Brought to you by: VeryNiceVeryNice

Lindsay McIntyre

Living in: Vancouver, BC
Watch Film

Lindsay McIntyre (MFA/Inuit/Settler) is a film artist with a process-based analog practice which deals with themes of portraiture, place, form and personal histories. She is interested in the apparatus of cinema, representation and bridging gaps in collective experience. She applies her interest in film chemistry, emulsion and analogue technologies to make award-winning short 16mm films and expanded cinema performances. She was honoured with the REVEAL Indigenous Art Award from the Hnatyshyn Foundation (2017) and was named the Victor Martyn Lynch-Staunton Award recipient for Excellence in Media Arts by the Canada Council for the Arts (2013). She teaches Film + Screen Arts at Emily Carr University on unceded Coast Salish territory and anywhere else that people will listen.

Brittney Appleby (She/They) is an interdisciplinary artist and filmmaker living on the unceded territories of the Sḵwx̱wú7mesh (Squamish), Səl̓ílwətaʔ/Selilwitulh (Tsleil-Waututh) and xʷməθkʷəy̓əm (Musqueam) First Nations, otherwise known as Vancouver, BC. Brittney holds a Diploma in Fine Arts from Langara College and is currently in their final semester of their BFA at Emily Carr University of Art + Design majoring in Visual Arts. Their primary focus is in analogue film, photography, performance, and installation. Some of the themes they explore in their work are the body, chronic illness, memory and nostalgia. The use of experimental filmmaking techniques allows them to navigate the relationship between body and film, exploring different ways we tell stories and process familial trauma. Brittney has explored several experimental filmmaking techniques such as mordancage, optical printing, eco-processing, and chromaflex and is passionate about continuing to learn and cultivate a stronger relationship to analogue practices.

questionnaire:

Where were you born, where did you grow up, where do you live now?
I was born and grew up in Edmonton, AB / Treaty 6 Territory.  I now live and work on unceded Coast Salish Territory in North Vancouver, BC.

First film you made, and where and when?
1999 Bug (10 mins) in Brooklyn, NY where I lived at the time. It’s made with 6000 insect wings and bug parts collected in Kenya and New York taped onto 16mm film with some optical printing.  Bit messy for projectors.

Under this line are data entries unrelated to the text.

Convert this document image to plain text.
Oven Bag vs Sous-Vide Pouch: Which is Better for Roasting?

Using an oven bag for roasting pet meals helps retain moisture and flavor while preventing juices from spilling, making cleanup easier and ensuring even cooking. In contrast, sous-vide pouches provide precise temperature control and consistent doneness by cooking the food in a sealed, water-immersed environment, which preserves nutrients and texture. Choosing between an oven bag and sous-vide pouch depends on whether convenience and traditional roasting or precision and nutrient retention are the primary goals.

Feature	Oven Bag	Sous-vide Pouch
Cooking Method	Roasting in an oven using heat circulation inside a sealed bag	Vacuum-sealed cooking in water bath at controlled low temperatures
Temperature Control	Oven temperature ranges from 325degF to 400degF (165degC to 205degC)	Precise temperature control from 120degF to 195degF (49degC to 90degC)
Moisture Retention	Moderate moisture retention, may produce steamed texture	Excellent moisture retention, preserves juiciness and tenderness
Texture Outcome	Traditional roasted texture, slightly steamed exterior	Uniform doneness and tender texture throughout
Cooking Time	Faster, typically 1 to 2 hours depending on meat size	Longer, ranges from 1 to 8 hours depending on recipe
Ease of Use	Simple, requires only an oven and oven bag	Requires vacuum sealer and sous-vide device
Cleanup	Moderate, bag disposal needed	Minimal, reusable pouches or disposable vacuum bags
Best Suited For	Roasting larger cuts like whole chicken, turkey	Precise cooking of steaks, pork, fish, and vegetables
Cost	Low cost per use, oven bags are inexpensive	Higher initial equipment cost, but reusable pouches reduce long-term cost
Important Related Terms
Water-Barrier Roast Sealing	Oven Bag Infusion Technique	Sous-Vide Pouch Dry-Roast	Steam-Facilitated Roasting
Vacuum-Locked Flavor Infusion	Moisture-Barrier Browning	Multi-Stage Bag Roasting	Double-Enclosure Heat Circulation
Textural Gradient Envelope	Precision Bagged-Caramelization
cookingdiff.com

Latest film you made, and where and when?
Besides this one, Seeing Her (2020) silent hand-processed S16 colour reversal animation of my great-grandmother’s amauti and beadwork. I created it in the Griffin Art Projects summer residency in North Vancouver.

Describe your current living space.
A daughter, a dog and a lot of books.

What Canadian would you challenge to make an isolation movie?
Alethea Arnaquq-Baril.

In the history of cinema whose isolation move would you want to see?
Alanis Obomsawin.

Worst thing about being in isolation?
heads inside of boxes on screens. lack of equality.

Best thing about being in isolation?
Time to be with my daughter, take care of myself and make work accessible to more community (via heads inside of boxes on screens).

People recognizing that there is a lot about the way we live in the world that needs to change.

Festivals and programming from elsewhere that is now available to all.

Favourite book to read in isolation?
Stories in a New Skin by Keavy Martin.

Favourite movies to watch in isolation?
Greetings from Isolation and all the amazing festivals from other places that are online now.